DOE Updates Scientific Integrity Policy
The Department of Energy released a new scientific integrity policy on Jan. 19 that adds some new requirements but does not significantly alter the processes that researchers must follow. For instance, the new policy states that DOE personnel cannot “suppress, unduly delay, or alter scientific or technological findings” for reasons such as “political purposes.” The old policy does not explicitly identify political purposes as an example of an unacceptable motivation, nor does it explicitly mention undue delay as an unacceptable practice. The new policy also contains a new section that raises awareness of whistleblower protections and adds a requirement that DOE produce an annual report on the state of scientific integrity at the department. These and other provisions aim to bring the policy into alignment with the Framework for Federal Scientific Integrity Policy and Practice put out by the National Science and Technology Council in 2023. Other agencies, such as the Environmental Protection Agency and National Institutes of Health, have also recently published draft revisions to their integrity policies in response to that report and an associated executive order.
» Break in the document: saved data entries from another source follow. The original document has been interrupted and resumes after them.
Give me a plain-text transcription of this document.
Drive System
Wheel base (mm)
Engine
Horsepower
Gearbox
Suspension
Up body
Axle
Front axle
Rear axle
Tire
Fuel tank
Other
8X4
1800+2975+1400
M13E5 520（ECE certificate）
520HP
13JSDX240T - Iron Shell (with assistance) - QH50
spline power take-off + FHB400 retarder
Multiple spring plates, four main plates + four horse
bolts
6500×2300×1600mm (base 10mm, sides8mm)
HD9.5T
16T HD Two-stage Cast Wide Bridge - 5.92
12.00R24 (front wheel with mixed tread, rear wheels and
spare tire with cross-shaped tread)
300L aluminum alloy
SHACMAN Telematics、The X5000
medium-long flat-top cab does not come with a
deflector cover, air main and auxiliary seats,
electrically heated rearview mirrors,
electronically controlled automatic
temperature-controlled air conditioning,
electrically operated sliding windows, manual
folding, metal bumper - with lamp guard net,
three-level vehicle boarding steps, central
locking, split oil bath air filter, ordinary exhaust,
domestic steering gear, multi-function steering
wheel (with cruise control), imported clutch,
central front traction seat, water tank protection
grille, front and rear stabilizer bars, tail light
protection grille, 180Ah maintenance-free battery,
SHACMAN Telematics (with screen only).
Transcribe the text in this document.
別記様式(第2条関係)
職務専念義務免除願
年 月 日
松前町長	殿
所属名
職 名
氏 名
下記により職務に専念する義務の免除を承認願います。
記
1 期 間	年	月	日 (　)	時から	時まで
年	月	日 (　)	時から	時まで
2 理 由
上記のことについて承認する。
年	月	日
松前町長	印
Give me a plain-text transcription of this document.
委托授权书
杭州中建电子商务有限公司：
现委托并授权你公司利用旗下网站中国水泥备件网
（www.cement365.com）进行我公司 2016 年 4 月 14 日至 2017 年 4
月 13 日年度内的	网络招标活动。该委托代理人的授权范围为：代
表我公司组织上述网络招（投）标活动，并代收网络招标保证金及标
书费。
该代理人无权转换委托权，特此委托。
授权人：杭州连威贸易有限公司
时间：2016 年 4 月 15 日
Delay in Anti-Harassment Policies Flagged by Science Committee
Leaders of the House Science Committee sent a letter to the White House last week registering concern that it has not met deadlines for anti-harassment provisions in the CHIPS and Science Act. Committee Chair Frank Lucas (R-OK) and Ranking Member Zoe Lofgren (D-CA) wrote that the Office of Science and Technology Policy has not yet produced an inventory of anti-harassment policies, procedures, and resources across science agencies, a prerequisite for creating cross-government guidelines. The act requires these guidelines to be released within six months of the completion of the inventory. Separately, eight science societies sent a letter to OSTP in December 2023 that also raised concern about OSTP’s “lack of public action” on the inventory. (Three AIP Member Societies are signatories of that letter.)
Podesta to Replace Kerry as Climate Envoy
The White House announced last week that long-time Democratic strategist John Podesta will become the U.S.’ top climate envoy once John Kerry steps down from the role, which he plans to do by early spring. Podesta currently works in the White House overseeing clean energy spending under the Inflation Reduction Act and Infrastructure Investment and Jobs Act, and he intends to retain that portfolio in his new role. Podesta will hold a different title than Kerry, serving as senior adviser to the president for international climate policy at the White House instead of U.S. special presidential envoy for climate at the State Department. That change evades a requirement Congress set in 2022 that State Department special envoys be confirmed by the Senate.
Quad STEM Fellowship Expanded to ASEAN Countries, Management Changed
The Quad Fellowship, a program that sponsors citizens of Australia, Japan, and India to pursue STEM graduate degrees in the United States, has been expanded to include students from ASEAN, a group of 10 countries in Southeast Asia. The move was announced last week by the International Institute for Education, which has taken over management of the fellowship from Schmidt Futures, a philanthropic organization founded by former Google CEO Eric Schimdt. Schmidt Futures’ management of the fellowship attracted scrutiny in part due to concerns that Schmidt was too close to the Biden administration. The International Institute for Education is a non-profit that manages international fellowship programs such as the State Department’s Fulbright program.